Und spätestens jetzt wird es ungemütlich. Es gibt keinen Christen und keine Christin, der oder die nicht zuständig wäre. Das wissen wir oft theoretisch, aber wirklich angekommen ist die Botschaft längst nicht. Das „man müsste“ ist eine starke Versuchung. Auch das hat etwas mit der inneren Freude des Glaubens zu tun. Die Zeiten sind vorbei, in denen jemand sagen konnte, für die und die Aufgabe in Kirche und Welt gibt es Allzuständige. Für die Verkündigung des Glaubens sei der Pfarrer, der Kaplan oder die Gemeindereferentin zuständig. Nein, jeder kennt Menschen, denen das Evangelium noch unbekannt ist. Ist unser Glaube dann Thema? Es geht nicht mehr allein um den Erhalt von Gemeinden, sondern um den suchenden Menschen in unseren Dörfern und Städten. Es geht nicht mehr allein um Traditionen, sondern um das Neue des Glaubens. Alle Ebenen der Kirche werden vom Papst aufgemischt. Denn es geht beim Glauben nicht um ein gemütliches Sitzen und Verweilen, sondern um ein aktives Leben, um eine bewusste Gestaltung meines Glaubens, meiner Kirche, meines Lebens mit Gott. Und das kann ich nicht delegieren. Es kann eine manchmal herausfordernde Aufgabe des Priesters sein, die Gläubigen in den Verkündigungsauftrag mitzunehmen und den Gläubigen auch die Verantwortung zu lassen, sie darin zu begleiten und zu ermutigen. Auch dies ist priesterlicher Dienst am Volk Gottes und an der Welt, in der wir alle leben. Ich darf Papst Franziskus zitieren: „Ja, ich habe mich eingerichtet, ich bringe ein christliches Leben gut voran, ich gehe sonntags zu Messe, ich verrichte manches Werk der Barmherzigkeit, alles gut und da bleibe ich stehen?“[2] – Der Papst sieht, dass dies schon viel ist, aber dass es auch bedeuten kann: Diese Gläubigen bleiben beim ersten Schritt stehen. Da ist es Aufgabe eines Priesters, zu einem weiteren Schritt auf die größere Heiligkeit hin zu ermutigen. Es kann auch bei jedem Priester die Versuchung auftreten, selbst nicht mehr weiter zu gehen im Glauben und in der Liebe. Irgendwann strahlt dann auch die Freude nicht mehr.

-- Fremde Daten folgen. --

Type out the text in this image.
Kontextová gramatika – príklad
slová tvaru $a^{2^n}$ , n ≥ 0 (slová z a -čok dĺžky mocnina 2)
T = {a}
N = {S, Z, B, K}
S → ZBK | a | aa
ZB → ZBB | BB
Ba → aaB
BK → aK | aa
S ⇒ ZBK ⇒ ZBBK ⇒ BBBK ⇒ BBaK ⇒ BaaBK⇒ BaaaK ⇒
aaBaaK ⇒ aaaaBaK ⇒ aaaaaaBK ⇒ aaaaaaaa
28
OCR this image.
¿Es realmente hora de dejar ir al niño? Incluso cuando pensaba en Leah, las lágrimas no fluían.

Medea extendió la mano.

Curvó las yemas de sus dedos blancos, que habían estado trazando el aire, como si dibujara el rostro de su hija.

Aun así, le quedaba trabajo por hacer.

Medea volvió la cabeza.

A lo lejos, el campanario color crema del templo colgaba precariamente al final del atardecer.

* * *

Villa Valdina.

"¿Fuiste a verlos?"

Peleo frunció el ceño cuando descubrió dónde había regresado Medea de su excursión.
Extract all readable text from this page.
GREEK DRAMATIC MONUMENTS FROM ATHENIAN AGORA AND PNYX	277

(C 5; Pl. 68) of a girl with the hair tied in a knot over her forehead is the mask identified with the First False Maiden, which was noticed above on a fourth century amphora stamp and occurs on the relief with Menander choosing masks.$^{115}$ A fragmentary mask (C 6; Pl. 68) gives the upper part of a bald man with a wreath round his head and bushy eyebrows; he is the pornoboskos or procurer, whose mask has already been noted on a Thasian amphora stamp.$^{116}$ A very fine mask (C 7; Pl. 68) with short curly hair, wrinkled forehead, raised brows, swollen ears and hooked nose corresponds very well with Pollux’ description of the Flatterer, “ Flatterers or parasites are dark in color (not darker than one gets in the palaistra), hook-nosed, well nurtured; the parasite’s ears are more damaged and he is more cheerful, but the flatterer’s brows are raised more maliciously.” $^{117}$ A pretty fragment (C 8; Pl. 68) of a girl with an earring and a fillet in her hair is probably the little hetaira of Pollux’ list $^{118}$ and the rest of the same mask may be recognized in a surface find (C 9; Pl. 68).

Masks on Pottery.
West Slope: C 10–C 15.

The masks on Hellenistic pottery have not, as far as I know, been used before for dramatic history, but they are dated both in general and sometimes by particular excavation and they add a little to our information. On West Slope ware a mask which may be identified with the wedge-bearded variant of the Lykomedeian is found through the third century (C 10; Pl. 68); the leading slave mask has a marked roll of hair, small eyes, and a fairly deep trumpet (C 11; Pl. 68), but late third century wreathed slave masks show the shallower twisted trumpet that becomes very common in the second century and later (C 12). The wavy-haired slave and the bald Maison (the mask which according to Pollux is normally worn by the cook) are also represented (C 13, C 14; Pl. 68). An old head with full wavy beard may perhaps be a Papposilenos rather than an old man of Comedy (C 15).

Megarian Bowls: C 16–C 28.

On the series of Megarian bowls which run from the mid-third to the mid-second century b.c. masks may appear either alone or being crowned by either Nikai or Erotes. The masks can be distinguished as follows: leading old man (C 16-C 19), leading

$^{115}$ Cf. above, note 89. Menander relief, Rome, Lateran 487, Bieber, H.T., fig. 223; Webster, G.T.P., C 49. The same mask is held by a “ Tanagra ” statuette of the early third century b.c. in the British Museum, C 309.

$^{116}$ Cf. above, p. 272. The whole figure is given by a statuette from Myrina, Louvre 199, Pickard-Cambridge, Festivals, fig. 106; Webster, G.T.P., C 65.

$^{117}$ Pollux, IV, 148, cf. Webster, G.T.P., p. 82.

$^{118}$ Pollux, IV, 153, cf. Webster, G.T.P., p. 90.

Dass Sie, lieber Herr Diakon Eichler, ein Mensch der Freude bleiben, wünsche ich Ihnen von Herzen. Dass Sie Menschen motivieren, in den freudigen Dank an den Vater im Himmel einzustimmen, davon bin ich überzeugt. Helfen Sie den Gläubigen, im Glauben Schritte zu gehen, die tiefer in die Freude an Gott hineinführen. Helfen Sie den Menschen in unseren Gemeinden, freudig in die Zukunft zu gehen und oft aufzubrechen. Gehen Sie mutig auf Menschen zu, die Christus noch nicht kennen, und laden Sie sie ein. Setzen Sie auf die richtigen Themen, auf die Freude am Evangelium. Gott spricht sein „Ja“ zu Ihnen und zu den Menschen, zu denen er Sie sendet. Das ist die Freude am Evangelium, die Sie bezeugen dürfen, eine große und schöne Aufgabe.

 

[1] Gerfried W. Hunold, Art. Freude, in: LThK³ (1993) 130.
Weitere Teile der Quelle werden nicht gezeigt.